Si Mme [P] fait état de ce que la société Elysée Retouche n’a formulé, en première instance, aucune observation sur l’exécution provisoire, il ressort de la nature de la décision déférée que l’exécution provisoire est de droit, s’agissant d’une ordonnance de mise en état, elle fait partie des cas prévus à l’alinéa 3 de l’article 514-1 du code de procédure civile dans lesquels le premier juge ne peut pas l’écarter. Il ne peut dès lors être reproché à la société Elysée Retouche de ne pas avoir fait valoir d’observations relatives à l’exécution provisoire devant le premier juge.
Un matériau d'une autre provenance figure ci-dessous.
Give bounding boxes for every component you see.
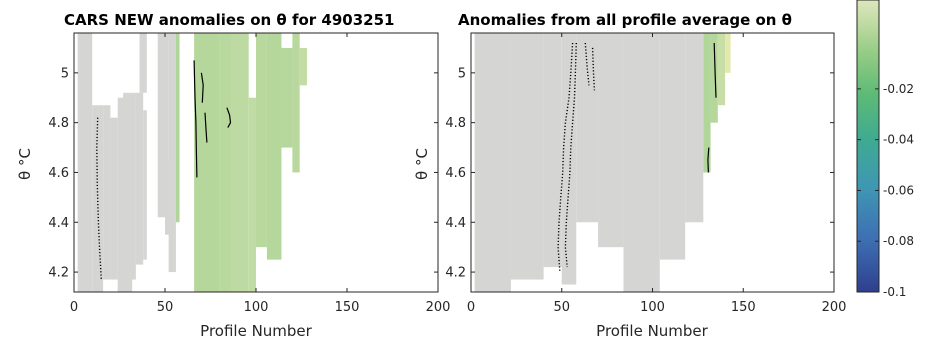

Par ailleurs, aux termes des dispositions de l’article 514-3, seule la partie qui a succombé et contre laquelle a été prononcée une condamnation ou une obligation de faire ou de ne pas faire assortie d’une exécution provisoire peut, en cas d’appel de sa part, solliciter l’arrêt de l’exécution provisoire.
Il ressort de l’ordonnance entreprise que la société Elysée Retouche n’a fait l’objet, par l’ordonnance du juge de la mise en état du 19 février 2025, d’aucune condamnation exécutoire, la décision s’étant bornée à dire irrecevable la demande de nullité des baux formulée par la société Elysée Retouche. Au surplus, la société Elysée Retouche ne produit aucun élément propre à établir qu’elle se trouverait dans une situation compromise, son résultat d’exploitation négatif de – 3.513 euros sur le seul exercice clos au 31 décembre 2024 – faisant suite à un bénéfice de + 3.331 euros au 31 décembre 2023 (pièce Elysée retouche n°12) – ne présentant pas de caractère probant à cet égard.
La demande d’arrêt de l’exécution provisoire ne peut dès lors qu’être rejetée, sans qu’il soit nécessaire d’examiner l’existence de moyens sérieux d’annulation ou de réformation de la décision entreprise, les deux conditions prévues par l’article 514-3 du code de procédure civile étant cumulatives.
Sur les frais et dépens
La société Elysée Retouche sera tenue aux dépens de l’instance.
L’équité commande de la condamner, sur le fondement de l’article 700 du code de procédure civile, à payer à Mme [P] la somme de 2.000 euros.
PAR CES MOTIFS
Rejetons la demande d’arrêt de l’exécution provisoire de l’ordonnance rendue le 19 février 2025 par le juge de la mise en état du tribunal judiciaire de Paris ;
Condamnons la société Elysée Retouche aux dépens de l’instance et à payer à Mme [P] la somme de 2.000 euros sur le fondement de l’article 700 du code de procédure civile.
ORDONNANCE rendue par mise à disposition au greffe de la Cour, les parties en ayant été préalablement avisées dans les conditions prévues au deuxième alinéa de l’article 450 du code de procédure civile.